Major newspapers are considering charging readers for access to their online content, marking a business shift that could have significant implications for education.
College students might not be affected as widely as middle and high school students, campus librarians say, because they can simply sign into their college’s research database and scroll through thousands of current and archived news articles, wire services, court opinions, and peer-reviewed journal articles.
“I don’t really see how it would change our practices,” said Lynn Scott Cochrane, library director at Denison University in Granville, Ohio. When students hit research roadblocks, Cochrane said, Denison librarians encourage use of the library’s massive database–a service that colleges pay for partly through built-in fees in student tuition.
“Most human beings seem to go to Google first,” she said, “but we like to point [students] back to library resources.”
Many K-12 schools, however, can’t afford pricey subscriptions to Nexis or other online news databases, some observers say–while others are concerned that the news industry’s changing business practices could lead to even higher fees for campus libraries.
Still others worry about the implications for a democracy if its citizens are encouraged to turn to blogs and free online sources of dubious credibility for their news and information, rather than pay for access to newspaper articles online.
Advocates for free web-based content said if the most reputable newspapers charge even minor fees for their stories, readers could be driven to less reliable blogs and free web sites like Wikipedia, the online encyclopedia.
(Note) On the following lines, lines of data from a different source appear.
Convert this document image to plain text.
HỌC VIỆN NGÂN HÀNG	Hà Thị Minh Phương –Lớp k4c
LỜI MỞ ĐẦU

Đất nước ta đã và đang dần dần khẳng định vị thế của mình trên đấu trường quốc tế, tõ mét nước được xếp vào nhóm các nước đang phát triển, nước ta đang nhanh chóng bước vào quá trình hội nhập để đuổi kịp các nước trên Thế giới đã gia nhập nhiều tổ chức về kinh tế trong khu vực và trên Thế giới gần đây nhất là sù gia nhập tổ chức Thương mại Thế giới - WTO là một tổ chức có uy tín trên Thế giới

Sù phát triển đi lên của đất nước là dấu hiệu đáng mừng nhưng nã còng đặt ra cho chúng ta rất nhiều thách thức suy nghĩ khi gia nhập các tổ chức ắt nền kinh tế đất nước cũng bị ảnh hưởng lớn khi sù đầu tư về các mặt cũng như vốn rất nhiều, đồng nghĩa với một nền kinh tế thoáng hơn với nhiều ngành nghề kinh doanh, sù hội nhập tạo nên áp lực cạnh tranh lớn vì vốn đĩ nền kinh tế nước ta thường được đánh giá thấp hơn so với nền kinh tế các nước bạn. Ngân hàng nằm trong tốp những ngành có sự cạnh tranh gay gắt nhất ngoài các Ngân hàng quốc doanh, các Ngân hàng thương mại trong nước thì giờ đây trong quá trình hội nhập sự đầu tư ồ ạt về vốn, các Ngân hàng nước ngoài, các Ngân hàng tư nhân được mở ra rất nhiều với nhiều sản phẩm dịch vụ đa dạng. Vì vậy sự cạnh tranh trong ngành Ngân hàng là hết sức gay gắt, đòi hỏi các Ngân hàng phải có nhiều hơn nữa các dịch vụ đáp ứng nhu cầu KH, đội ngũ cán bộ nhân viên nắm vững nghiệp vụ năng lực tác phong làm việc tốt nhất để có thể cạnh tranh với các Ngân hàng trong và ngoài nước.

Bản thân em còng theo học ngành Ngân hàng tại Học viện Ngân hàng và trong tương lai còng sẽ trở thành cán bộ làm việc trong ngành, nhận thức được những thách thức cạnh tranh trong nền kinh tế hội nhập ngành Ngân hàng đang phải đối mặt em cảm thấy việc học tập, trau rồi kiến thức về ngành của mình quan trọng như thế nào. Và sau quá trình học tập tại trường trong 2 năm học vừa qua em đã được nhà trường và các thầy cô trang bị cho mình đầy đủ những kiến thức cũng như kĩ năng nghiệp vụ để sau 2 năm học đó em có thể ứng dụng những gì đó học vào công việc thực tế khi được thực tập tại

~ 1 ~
“When we begin to build pay walls, we begin to block off the public interest so only those with the means can have access to that information,” said Josh Stearns, program manager for the nonprofit organization Free Press, which aims to reform journalism and keep articles free for readers. “It’s creating a second class of information citizens.”
Stearns, who taught English at the University of Massachusetts Amherst, said a declining number of free online news services could leave college students without perspective and insight from multiple publications.